Jordan Peele Passes on Akira Remake to Produce Original HBO Series
Photos by Mike Windle/Getty, Frazer Harrison/GettyAfter Jordan Peele’s record-breaking success with his first film, Get Out, the comedian-turned-producer was pursued by Warner Bros. to helm a live-action remake of Akira, which he was heavily considering.
Peele told Business Insider in February he has “four other social thrillers” he wants to create within the next 10 years, and it looks like he scrapped Akira for one of them. While he no doubt would have produced a hit with the famous anime source material, more social thrillers in the vein of Get Out sound amazing.
According to Deadline, HBO gave Peele a straight-to-series order on a one-hour thriller based on Matt Ruff’s 2016 novel Lovecraft Country. The HBO series will keep the same title and follows Atticus Black through 1950s Jim Crow America in pursuit of his missing father. Lovecraft Country, like Peele’s Get Out, involves “the racist terrors of white America and the malevolent spirits that could be ripped from a Lovecraft paperback.”
Peele told Blumhouse that he choose Lovecraft Country over Akira when considering his options between pre-existing material and original content, saying he would rather work on original content despite the huge budget connected with Akira.

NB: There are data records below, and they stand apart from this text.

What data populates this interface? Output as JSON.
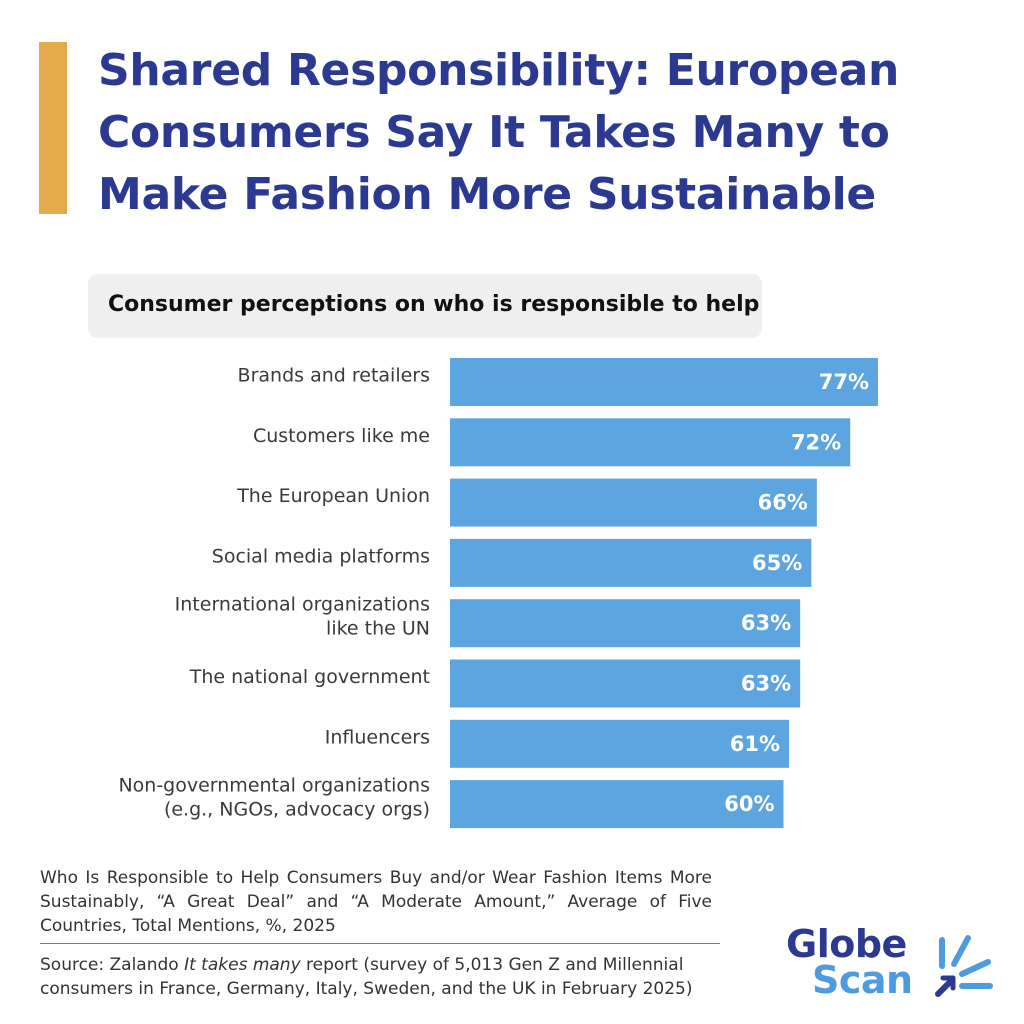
{
  "header": {
    "title": "Shared Responsibility: European Consumers Say It Takes Many to Make Fashion More Sustainable",
    "subtitle": "Consumer perceptions on who is responsible to help"
  },
  "chart_data": {
    "type": "bar",
    "orientation": "horizontal",
    "categories": [
      [
        "Brands and retailers"
      ],
      [
        "Customers like me"
      ],
      [
        "The European Union"
      ],
      [
        "Social media platforms"
      ],
      [
        "International organizations",
        "like the UN"
      ],
      [
        "The national government"
      ],
      [
        "Influencers"
      ],
      [
        "Non-governmental organizations",
        "(e.g., NGOs, advocacy orgs)"
      ]
    ],
    "values": [
      77,
      72,
      66,
      65,
      63,
      63,
      61,
      60
    ],
    "value_labels": [
      "77%",
      "72%",
      "66%",
      "65%",
      "63%",
      "63%",
      "61%",
      "60%"
    ],
    "bar_color": "#5DA5E0",
    "grid": false,
    "legend": "none"
  },
  "footer": {
    "note": "Who Is Responsible to Help Consumers Buy and/or Wear Fashion Items More Sustainably, “A Great Deal” and “A Moderate Amount,” Average of Five Countries, Total Mentions, %, 2025",
    "source_prefix": "Source: Zalando ",
    "source_italic": "It takes many",
    "source_suffix": " report (survey of 5,013 Gen Z and Millennial consumers in France, Germany, Italy, Sweden, and the UK in February 2025)"
  },
  "logo": {
    "line1": "Globe",
    "line2": "Scan"
  },
  "colors": {
    "title": "#2B3990",
    "accent": "#E3A94A",
    "bar": "#5DA5E0",
    "logo_blue": "#4E9BE0"
  }
}
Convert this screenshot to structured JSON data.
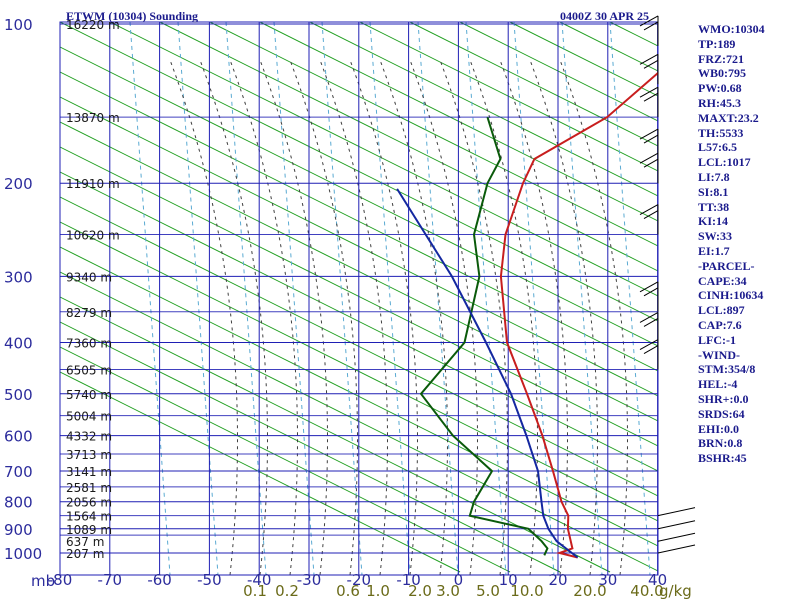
{
  "header": {
    "station": "ETWM (10304) Sounding",
    "time": "0400Z 30 APR 25"
  },
  "axis_unit_label": "mb",
  "mix_unit_label": "g/kg",
  "colors": {
    "background": "#ffffff",
    "grid": "#1f1fb4",
    "dry_adiabat": "#20a020",
    "moist_adiabat": "#404040",
    "mixing_ratio": "#5aaad2",
    "temperature": "#c81e1e",
    "dewpoint": "#0a5a0a",
    "parcel": "#1428a0",
    "wind_barb": "#000000"
  },
  "side_panel": [
    "WMO:10304",
    "TP:189",
    "FRZ:721",
    "WB0:795",
    "PW:0.68",
    "RH:45.3",
    "MAXT:23.2",
    "TH:5533",
    "L57:6.5",
    "LCL:1017",
    "LI:7.8",
    "SI:8.1",
    "TT:38",
    "KI:14",
    "SW:33",
    "EI:1.7",
    "-PARCEL-",
    "CAPE:34",
    "CINH:10634",
    "LCL:897",
    "CAP:7.6",
    "LFC:-1",
    "-WIND-",
    "STM:354/8",
    "HEL:-4",
    "SHR+:0.0",
    "SRDS:64",
    "EHI:0.0",
    "BRN:0.8",
    "BSHR:45"
  ],
  "chart_data": {
    "type": "line",
    "title": "ETWM (10304) Sounding",
    "subtitle": "0400Z 30 APR 25",
    "xlabel": "",
    "ylabel": "mb",
    "x_scale": "skewed",
    "y_scale": "log",
    "grid": true,
    "xlim": [
      -80,
      0
    ],
    "ylim": [
      1000,
      100
    ],
    "x_ticks": [
      -80,
      -70,
      -60,
      -50,
      -40,
      -30,
      -20,
      -10,
      0,
      10,
      20,
      30,
      40
    ],
    "pressure_ticks": [
      100,
      200,
      300,
      400,
      500,
      600,
      700,
      800,
      900,
      1000
    ],
    "height_labels": [
      {
        "p": 100,
        "text": "16220 m"
      },
      {
        "p": 150,
        "text": "13870 m"
      },
      {
        "p": 200,
        "text": "11910 m"
      },
      {
        "p": 250,
        "text": "10620 m"
      },
      {
        "p": 300,
        "text": "9340 m"
      },
      {
        "p": 350,
        "text": "8279 m"
      },
      {
        "p": 400,
        "text": "7360 m"
      },
      {
        "p": 450,
        "text": "6505 m"
      },
      {
        "p": 500,
        "text": "5740 m"
      },
      {
        "p": 550,
        "text": "5004 m"
      },
      {
        "p": 600,
        "text": "4332 m"
      },
      {
        "p": 650,
        "text": "3713 m"
      },
      {
        "p": 700,
        "text": "3141 m"
      },
      {
        "p": 750,
        "text": "2581 m"
      },
      {
        "p": 800,
        "text": "2056 m"
      },
      {
        "p": 850,
        "text": "1564 m"
      },
      {
        "p": 900,
        "text": "1089 m"
      },
      {
        "p": 950,
        "text": "637 m"
      },
      {
        "p": 1000,
        "text": "207 m"
      }
    ],
    "mixing_ratio_labels": [
      "0.1",
      "0.2",
      "0.6",
      "1.0",
      "2.0",
      "3.0",
      "5.0",
      "10.0",
      "20.0",
      "40.0"
    ],
    "series": [
      {
        "name": "Temperature",
        "points": [
          {
            "p": 1020,
            "t": 14.8
          },
          {
            "p": 1000,
            "t": 10.3
          },
          {
            "p": 980,
            "t": 12.0
          },
          {
            "p": 900,
            "t": 7.4
          },
          {
            "p": 850,
            "t": 5.0
          },
          {
            "p": 800,
            "t": 1.0
          },
          {
            "p": 700,
            "t": -6.5
          },
          {
            "p": 600,
            "t": -15.3
          },
          {
            "p": 500,
            "t": -26.3
          },
          {
            "p": 400,
            "t": -40.0
          },
          {
            "p": 300,
            "t": -53.7
          },
          {
            "p": 250,
            "t": -60.7
          },
          {
            "p": 200,
            "t": -66.9
          },
          {
            "p": 180,
            "t": -69.2
          },
          {
            "p": 150,
            "t": -62.6
          },
          {
            "p": 100,
            "t": -58.7
          }
        ]
      },
      {
        "name": "Dewpoint",
        "points": [
          {
            "p": 1010,
            "t": 7.7
          },
          {
            "p": 980,
            "t": 7.0
          },
          {
            "p": 950,
            "t": 4.5
          },
          {
            "p": 900,
            "t": -0.5
          },
          {
            "p": 850,
            "t": -14.7
          },
          {
            "p": 800,
            "t": -16.5
          },
          {
            "p": 700,
            "t": -18.7
          },
          {
            "p": 600,
            "t": -33.2
          },
          {
            "p": 500,
            "t": -47.5
          },
          {
            "p": 400,
            "t": -48.5
          },
          {
            "p": 300,
            "t": -58.0
          },
          {
            "p": 250,
            "t": -67.0
          },
          {
            "p": 200,
            "t": -74.0
          },
          {
            "p": 180,
            "t": -76.0
          },
          {
            "p": 150,
            "t": -86.5
          }
        ]
      },
      {
        "name": "Parcel",
        "points": [
          {
            "p": 1020,
            "t": 14.8
          },
          {
            "p": 950,
            "t": 7.5
          },
          {
            "p": 900,
            "t": 3.5
          },
          {
            "p": 850,
            "t": 0.0
          },
          {
            "p": 800,
            "t": -3.0
          },
          {
            "p": 700,
            "t": -9.5
          },
          {
            "p": 600,
            "t": -18.5
          },
          {
            "p": 500,
            "t": -29.5
          },
          {
            "p": 400,
            "t": -44.2
          },
          {
            "p": 300,
            "t": -63.5
          },
          {
            "p": 205,
            "t": -91.0
          }
        ]
      }
    ],
    "wind_barb_levels": [
      {
        "p": 1000
      },
      {
        "p": 950
      },
      {
        "p": 900
      },
      {
        "p": 850
      },
      {
        "p": 450
      },
      {
        "p": 400
      },
      {
        "p": 350
      },
      {
        "p": 250
      },
      {
        "p": 200
      },
      {
        "p": 180
      },
      {
        "p": 150
      },
      {
        "p": 130
      },
      {
        "p": 110
      }
    ]
  }
}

Peele will also act as an executive producer for the series along with J.J. Abrams and Ben Stephenson, with Misha Green of the WGN series Underground serving as showrunner and writing the pilot.
“When I first read Lovecraft Country I knew it had the potential to be unlike anything else on television,” Green said. “Jordan, J.J., Bad Robot, Warner Bros. and HBO are all in the business of pushing the limits when it comes to storytelling, and I am beyond thrilled to be working with them on this project.”
If anything good has come out of 2017 so far, it’s this trend of people of color taking center stage in the horror genre.